ABB Ltd, the largest electrical-engineering company in Europe, may cut its profit forecast for this year as a recovery in the US and Europe takes longer than some economists expected, investors and analysts said.
The Zurich-based company, whose US$1.3 billion settlement of asbestos lawsuits won US Bankruptcy Court approval last Thursday, has pledged to slash 25,000 jobs by the middle of next year as it seeks to widen its operating margin to between 4 percent and 5 percent.
ABB, which has posted four straight quarters of losses, has been squeezed as machine orders in Germany, its largest market, fell 3 percent in May, the VDMA industry association said this month.
"It's going to be very difficult for them to reach their goals," said Daniel Bieri, who oversees the equivalent of US$730 million in Swiss equities, including ABB, at Swiss Life Holding AG in Zurich.
"Our economists aren't expecting a recovery until 2004,"he said.
Chief executive Juergen Dormann will post second-quarter earnings on July 29, when he's expected to report a return to profit, analysts said. It's the operating margin -- or earnings before interest and taxes as a percentage of sales -- that's causing them concern.
ABB's operating margin in the first quarter was 2 percent, half its goal. Dormann said April 29 he'll meet this year's targets.
"We [will] release results for the second quarter July 29," said Wolfram Eberhardt, a spokesman. "Until then, the profit goals we set earlier this year still apply."
"The risk that ABB will miss group objectives for the current year hasn't disappeared," said Urs Diethelm, an analyst at Bank Sal Oppenheim Jr & Cie in Zurich. "We don't assume an upturn in the months ahead."
Adrian Croxson at Credit Suisse First Boston in London expects margins of 3.4 percent this year and 7 percent in 2005.
Dormann has said settling lawsuits will speed the sale of its oil-equipment unit, which faces 8,000 asbestos claims. That business may fetch as much as US$1.5 billion as ABB seeks to cut debt of US$8.2 billion, analysts have said.

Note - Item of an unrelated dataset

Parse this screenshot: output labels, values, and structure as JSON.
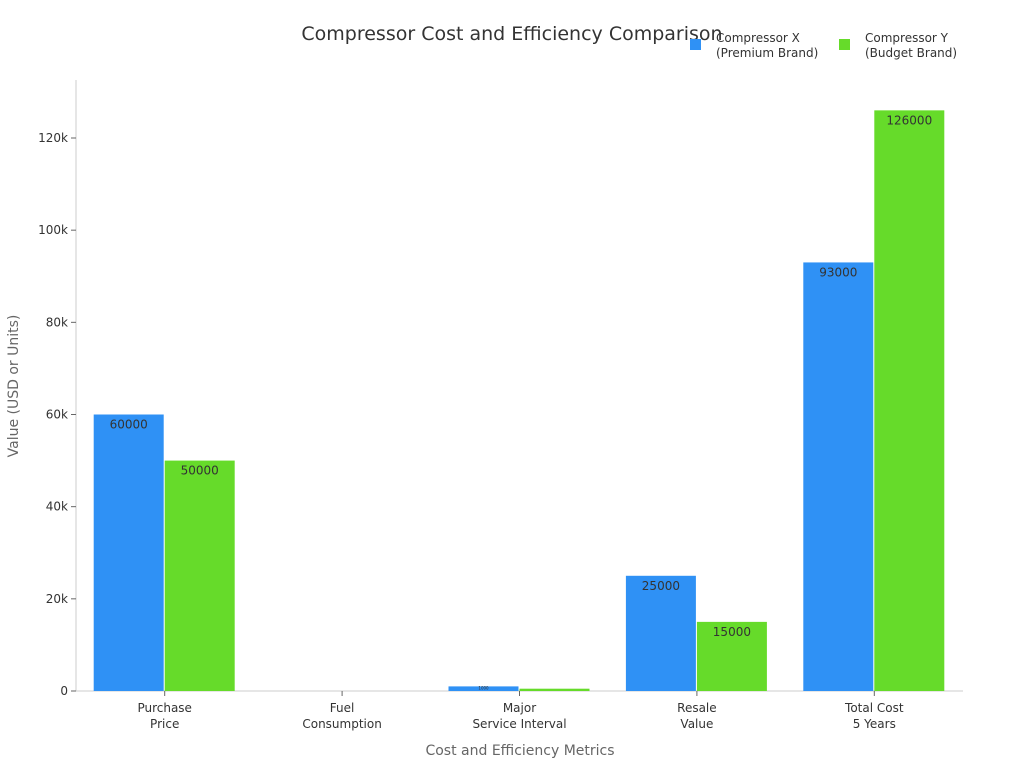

US Judge Judith Fitzgerald last week backed ABB's plan to settle lawsuits stemming from asbestos-lined boilers made by Combustion Engineering from the 1930s to 1960s. A US District Court judge must still approve the settlement.
"The chances are good that ABB will rid itself of its asbestos liabilities," said Peter Gachnang, who helps oversee SF35 billion at Swissca in Zurich.